Великий творец в критики не годится. Подобно тому, как он всегда создает свой мир вместо существующего, точно так же он поступает и с существующим произведением. Не может он увидеть неподдельную реальность, как бог, создавая мир, не смог бы увидеть какой-нибудь другой мир, буде таковой уже существовал бы.
Чем более велик критик как художник, тем дальше отклоняется он от разбираемого произведения. Ближе всего к нему, пожалуй, бесчувственный и мелочный педант. Но такую близость впору сравнить с близостью паразита к телу исполина.
Мало одного только голого рассудка для критики искусства. В критике мы точно так же ищем неожиданностей, как и в произведении искусства. Но привести в изумление может только творец.
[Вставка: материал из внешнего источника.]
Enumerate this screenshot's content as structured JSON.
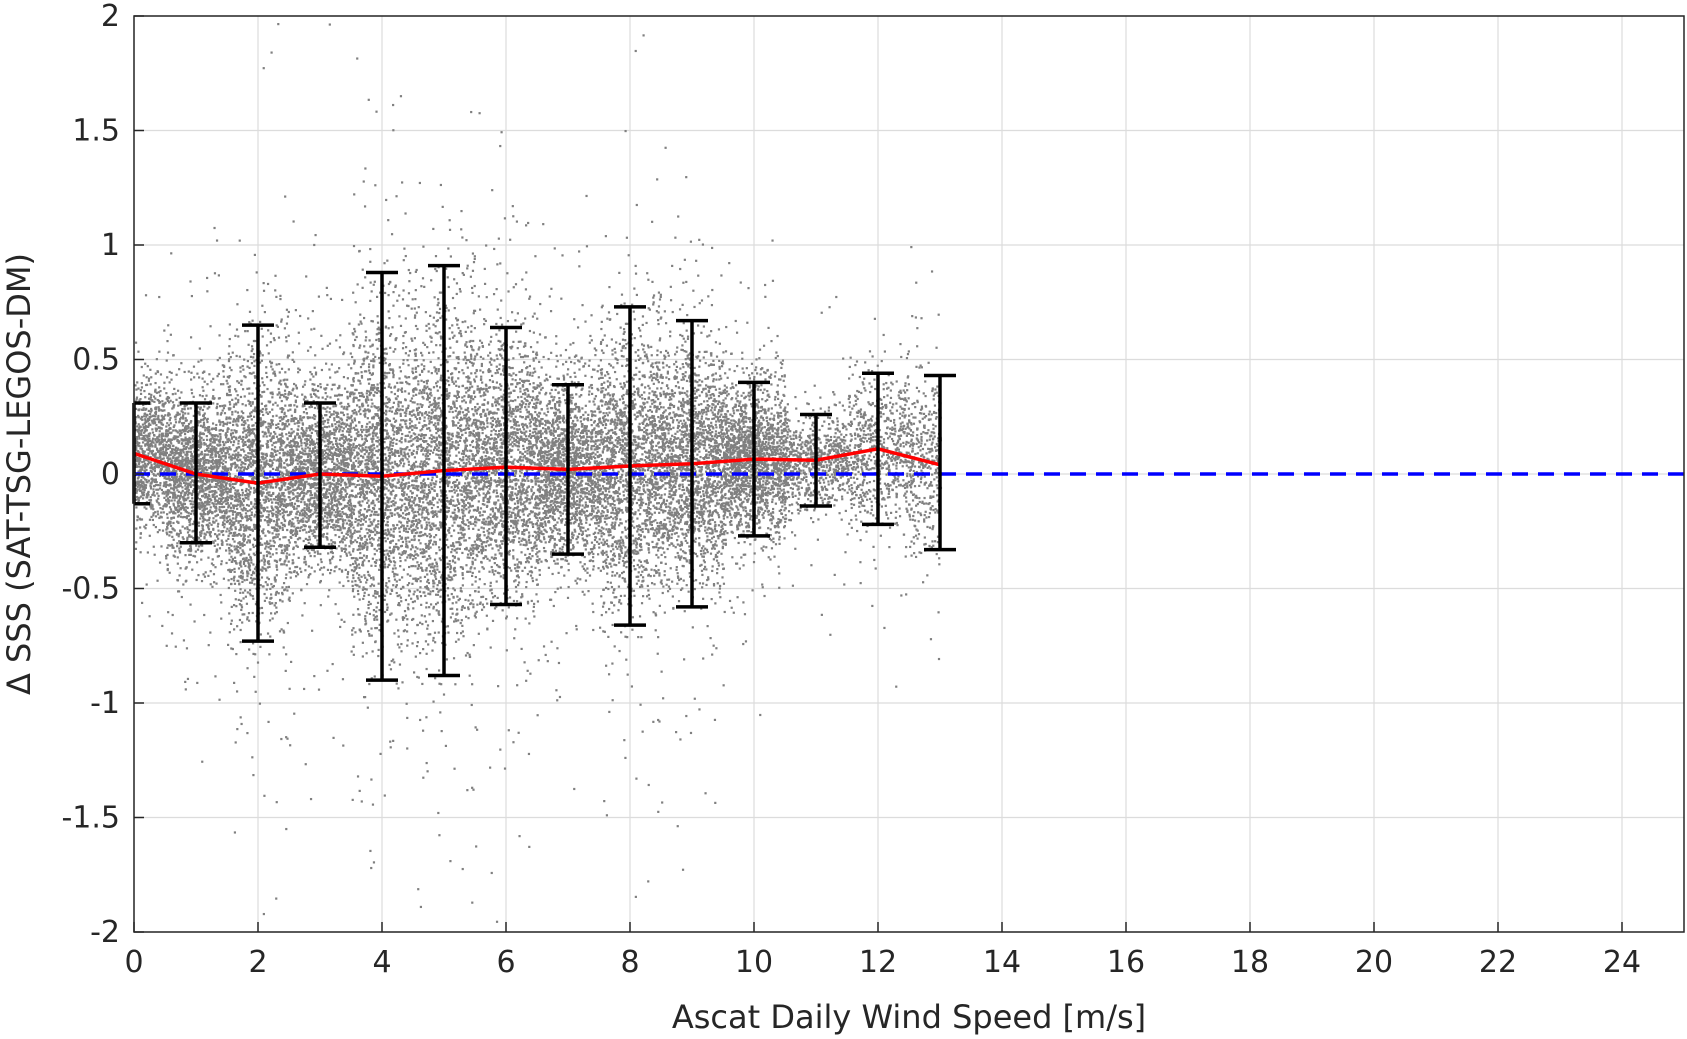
{
  "chart_data": {
    "type": "scatter",
    "title": "",
    "xlabel": "Ascat Daily Wind Speed [m/s]",
    "ylabel": "Δ SSS (SAT-TSG-LEGOS-DM)",
    "xlim": [
      0,
      25
    ],
    "ylim": [
      -2,
      2
    ],
    "x_ticks": [
      "0",
      "2",
      "4",
      "6",
      "8",
      "10",
      "12",
      "14",
      "16",
      "18",
      "20",
      "22",
      "24"
    ],
    "y_ticks": [
      "2",
      "1.5",
      "1",
      "0.5",
      "0",
      "-0.5",
      "-1",
      "-1.5",
      "-2"
    ],
    "grid": true,
    "reference_line": {
      "y": 0,
      "style": "dashed",
      "color": "#0000ff"
    },
    "mean_line": {
      "color": "#ff0000",
      "x": [
        0,
        1,
        2,
        3,
        4,
        5,
        6,
        7,
        8,
        9,
        10,
        11,
        12,
        13
      ],
      "y": [
        0.09,
        0.0,
        -0.04,
        0.0,
        -0.01,
        0.015,
        0.03,
        0.02,
        0.035,
        0.045,
        0.065,
        0.06,
        0.11,
        0.04
      ]
    },
    "error_bars": {
      "color": "#000000",
      "x": [
        0,
        1,
        2,
        3,
        4,
        5,
        6,
        7,
        8,
        9,
        10,
        11,
        12,
        13
      ],
      "lower": [
        -0.13,
        -0.3,
        -0.73,
        -0.32,
        -0.9,
        -0.88,
        -0.57,
        -0.35,
        -0.66,
        -0.58,
        -0.27,
        -0.14,
        -0.22,
        -0.33
      ],
      "upper": [
        0.31,
        0.31,
        0.65,
        0.31,
        0.88,
        0.91,
        0.64,
        0.39,
        0.73,
        0.67,
        0.4,
        0.26,
        0.44,
        0.43
      ]
    },
    "scatter": {
      "color": "#808080",
      "description_range_x": [
        0,
        13
      ],
      "bins": [
        {
          "x": 0,
          "sd": 0.15,
          "mean": 0.09
        },
        {
          "x": 1,
          "sd": 0.18,
          "mean": 0.0
        },
        {
          "x": 2,
          "sd": 0.28,
          "mean": -0.04
        },
        {
          "x": 3,
          "sd": 0.2,
          "mean": 0.0
        },
        {
          "x": 4,
          "sd": 0.34,
          "mean": -0.01
        },
        {
          "x": 5,
          "sd": 0.35,
          "mean": 0.015
        },
        {
          "x": 6,
          "sd": 0.28,
          "mean": 0.03
        },
        {
          "x": 7,
          "sd": 0.2,
          "mean": 0.02
        },
        {
          "x": 8,
          "sd": 0.28,
          "mean": 0.035
        },
        {
          "x": 9,
          "sd": 0.25,
          "mean": 0.045
        },
        {
          "x": 10,
          "sd": 0.16,
          "mean": 0.065
        },
        {
          "x": 11,
          "sd": 0.1,
          "mean": 0.06
        },
        {
          "x": 12,
          "sd": 0.16,
          "mean": 0.11
        },
        {
          "x": 13,
          "sd": 0.18,
          "mean": 0.04
        }
      ]
    }
  }
}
Рецензия также результат творческого видения, хотя и иного рода. Любой объект, будь то природа или произведение искусства, следует оценивать в свете интуиции.
Творчество не может быть «реалистичным», и то же самое критика. Всякий объект, обретающий свой колорит через призму личности — подделка, и то же самое — разбираемое произведение искусства.
Наша мысль всегда соответствует не явлению, ее вызвавшему, во всей его полноте, но лишь некоторым его сторонам. Тот, кто сумел бы увидеть нечто «объективно», не был бы человеком. Как не был бы человеком и беспристрастный критик. В одном критику нужна осторожность: никто не проверит поэта — соразмерно ли его произведение источнику вдохновения, а объект критики будет кричать и протестовать!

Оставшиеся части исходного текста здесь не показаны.